Creativity takes birth in chaos, a chaotic mind wanders enough to let you see things which others don't see and this is something you should not get rid of but learn to cage it enough for it to not overwhelm you when you don't want or need. Early days look like everything needs to be perfect and perfection is an enemy not a cure and frankly let the chaos be there in you in some way which helps you to bring the best out of you.

There is a clear difference between chaos and panic, the feeling of everything going out of hand to do happen in the early days but there is no cure than to breathe in and breath out and simply take things slow.


Potential Red Flags:

  • When the client doesnt agree to come over mail. They tend to keep everything over a telephonic conversation.

  • There is no clarity about the job description in terms of quality and quantity expectations and keeping the assignment as an open experiment.

  • Raising questions to every terms and condition you have kept to work along.

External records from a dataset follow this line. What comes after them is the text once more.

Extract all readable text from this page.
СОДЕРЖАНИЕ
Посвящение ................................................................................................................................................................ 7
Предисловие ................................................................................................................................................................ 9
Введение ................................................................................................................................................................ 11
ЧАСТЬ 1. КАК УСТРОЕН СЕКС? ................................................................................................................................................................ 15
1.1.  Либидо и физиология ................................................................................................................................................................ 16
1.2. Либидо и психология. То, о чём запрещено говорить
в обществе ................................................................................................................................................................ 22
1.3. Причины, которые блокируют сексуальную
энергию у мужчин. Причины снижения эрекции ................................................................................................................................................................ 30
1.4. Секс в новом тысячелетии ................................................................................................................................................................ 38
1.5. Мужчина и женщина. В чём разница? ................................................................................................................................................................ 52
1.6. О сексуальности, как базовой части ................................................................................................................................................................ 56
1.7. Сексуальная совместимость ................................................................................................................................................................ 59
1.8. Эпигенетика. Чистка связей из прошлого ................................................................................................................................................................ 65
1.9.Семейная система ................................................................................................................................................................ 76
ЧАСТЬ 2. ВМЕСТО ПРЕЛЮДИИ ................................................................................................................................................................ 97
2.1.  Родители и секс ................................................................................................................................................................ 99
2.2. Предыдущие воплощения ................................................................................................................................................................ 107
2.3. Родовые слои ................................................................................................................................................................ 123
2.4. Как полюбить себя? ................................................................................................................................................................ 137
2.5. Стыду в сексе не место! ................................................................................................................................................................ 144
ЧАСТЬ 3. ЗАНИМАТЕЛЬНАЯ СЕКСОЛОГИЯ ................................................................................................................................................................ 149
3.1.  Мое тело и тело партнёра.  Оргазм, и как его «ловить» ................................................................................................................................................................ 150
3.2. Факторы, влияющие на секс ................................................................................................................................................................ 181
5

  • Asking too many options for one potential assignment on the job floor.

  • A habit of bargaining for everything even after confirmation.


One of my personal experience dates back to 2014 and one of my initial commercial assignment where the client bargained and came to a mutual price, argued my choice of having my assistant and then later agreeing to it, Eventually flying me down and I was little taken aback with the fact of doing more than asked for and hanging me with my advance untill and unless I had to shamelessly ask for it in the middle of the work floor (don't do it). My chaotic mind led me to miss a piece of equipment back in the hotel which pushed the shoot time and I was guilty enough. I realized they pushed the agreement on the day one and I dropped a mail to state my position to do a certain aspect of the job and not been able to do other (always keep things over mail). Well eventually things went well and I ended up doing the job at my best.



 

Hii, I am shovona, a freelance commercial photographer who resides in the economic hub of India, Mumbai. As an artist, I undergo the above almost every day and I am here to support others to let them feel cool about anything happening in life.